A Tennessee sheriff is being sued for excessive force after he was recorded laughing and boasting about how he told his officers to shoot a man during a slow-speed chase rather than risk damaging police cars attempting to drive him off the road.
According to News Channel 5, White County Sheriff Oddie Shoupe did not know that he was being recorded by a body camera that another deputy had put in the back of a patrol car when he made the disturbing comments, but now those comments, which have been made public, have placed him at the center of a federal lawsuit.
“They said, ‘We’re ramming him,’” Shoupe can be heard saying after officers shot and killed unarmed motorist Michael Dial. “I said, ‘Don’t ram him, shoot him.’ Fuck that shit. Ain’t gonna tear up my cars.”
Shoupe was not part of the slow-speed chase that spanned two counties, but he arrived on scene shortly after his officers fired the deadly shots, which was when his comments were recorded.
“I love this shit,” he continues. “God, I tell you what, I thrive on it. If they don’t think I’ll give the damn order to kill that motherfucker, they’re full of shit. Take him out. I’m here on the damn wrong end of the county.”
Laughter can be heard as the sheriff makes his comments.

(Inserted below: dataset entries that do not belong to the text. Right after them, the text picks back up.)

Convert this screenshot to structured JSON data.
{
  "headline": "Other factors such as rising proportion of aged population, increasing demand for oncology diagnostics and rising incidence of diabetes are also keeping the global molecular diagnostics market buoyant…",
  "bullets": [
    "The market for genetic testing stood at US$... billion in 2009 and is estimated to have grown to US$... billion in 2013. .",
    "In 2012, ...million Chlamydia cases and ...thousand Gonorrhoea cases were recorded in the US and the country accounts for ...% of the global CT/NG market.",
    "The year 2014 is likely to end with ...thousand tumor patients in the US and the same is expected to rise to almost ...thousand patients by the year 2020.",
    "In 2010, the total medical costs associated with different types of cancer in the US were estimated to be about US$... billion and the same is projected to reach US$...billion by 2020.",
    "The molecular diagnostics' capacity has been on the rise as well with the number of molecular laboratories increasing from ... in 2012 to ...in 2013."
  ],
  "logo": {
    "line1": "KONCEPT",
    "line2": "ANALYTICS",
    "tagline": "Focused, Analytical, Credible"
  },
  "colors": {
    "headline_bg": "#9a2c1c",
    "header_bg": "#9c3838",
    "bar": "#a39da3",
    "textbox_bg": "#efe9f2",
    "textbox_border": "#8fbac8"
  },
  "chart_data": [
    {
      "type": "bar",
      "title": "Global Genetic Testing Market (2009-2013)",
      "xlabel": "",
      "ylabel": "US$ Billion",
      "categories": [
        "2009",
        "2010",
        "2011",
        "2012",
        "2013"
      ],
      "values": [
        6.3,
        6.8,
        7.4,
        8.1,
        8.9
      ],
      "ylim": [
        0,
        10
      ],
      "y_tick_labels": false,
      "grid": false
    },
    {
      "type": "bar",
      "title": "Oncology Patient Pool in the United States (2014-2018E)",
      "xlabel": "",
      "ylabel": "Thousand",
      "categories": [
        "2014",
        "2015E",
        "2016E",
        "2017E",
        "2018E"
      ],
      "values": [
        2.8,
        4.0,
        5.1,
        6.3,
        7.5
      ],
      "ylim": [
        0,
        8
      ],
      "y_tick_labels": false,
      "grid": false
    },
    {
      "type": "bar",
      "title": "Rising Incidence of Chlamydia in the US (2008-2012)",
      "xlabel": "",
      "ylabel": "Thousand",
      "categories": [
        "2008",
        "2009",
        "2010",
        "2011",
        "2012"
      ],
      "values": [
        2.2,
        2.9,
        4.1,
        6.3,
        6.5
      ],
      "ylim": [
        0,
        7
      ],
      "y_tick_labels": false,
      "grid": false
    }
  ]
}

The incident began last April when Smithville, Tenn., police tried to pull Dial over for driving on a suspended license. At the time, he was driving a 1976 pickup with a fully loaded trailer being pulled at the back. The chase started in DeKalb County before crossing over into White County, where White County deputies took over the chase.
Dial’s wife, Robyn, says she is still not sure how the situation escalated so quickly, leading to the death of her husband.
“Why didn’t he stop?” Robyn Dial said. “He was scared. I know him enough to know that.”
The chase never reached high speeds. DeKalb County deputies told the Tennessee Bureau of Investigation that the chase was more like a funeral procession.
When asked by an investigator from the bureau how fast the cars were going, DeKalb County Detective Jimmy Martin responded, “We might have got up to 50 at one point. For the most part, it was 30 to 40 miles per hour.”
However, DeKalb deputies backed off at the county line and handed off the chase to White County, whose deputies tried to use their patrol cars to get Dial to stop. Reserve Deputy Adam West, who was driving his personal pickup at the time, also got involved in the chase.
As noted earlier, Shoupe was not part of the chase but gave the ultimately fatal orders.
“Per 59 [the sheriff], use deadly force if necessary. Take the subject out by any means necessary,” a radio dispatcher can be heard telling the deputies.
On that order, West took out his gun. According to News Channel 5, minutes later, deputies managed to push Dial’s truck off the road. West got out of his truck and immediately opened fire. Sparta Police Officer Charlie Simms also started shooting.
Dial was hit in the head.
“I feel with every part of me that’s exactly what they wanted to do, was kill him,” Robyn Dial told the news station.
The district attorney ruled the shooting justified, but Robyn Dial’s lawsuit is focused on the callous remarks the sheriff made after her husband was killed. She is suing not only the sheriff but also White County, West and Simms.
The lawsuit charges that Shoupe “preferred to shoot and kill Mr. Dial rather than risk damaging his patrol cars.”
“I don’t know how you can thrive on taking a human life. That’s not law enforcement,” attorney David Weissman told the news station. “If that’s the mentality of the highest policymaker in the county, that’s scary.”
Immediately after the shooting, Deputy West is clearly upset, but Shoupe can be heard comforting him, telling him that he had done right by following orders.
“You don’t have to worry about this. I made the decision. You don’t have to worry about it. I took that away from y’all. You don’t have to worry about nothing. Everything’s cool. You done exactly right,” the sheriff says.
Robyn Dial still doesn’t believe that her husband had to die.
“They could have let him go 10 more miles down the road; he probably would have run out of gas. ... I just hope he knows I loved him,” Dial said.
This is not the first time that Shoupe has been subject to a federal lawsuit. Late last year, both Shoupe and White County Judge Sam Benningfield were hit with suits accusing them of carrying out “modern-day eugenics” after Benningfield signed a standing order permitting inmates to get 30 days’ credit toward jail time if they agreed to a birth control procedure—either a vasectomy or a birth control implant.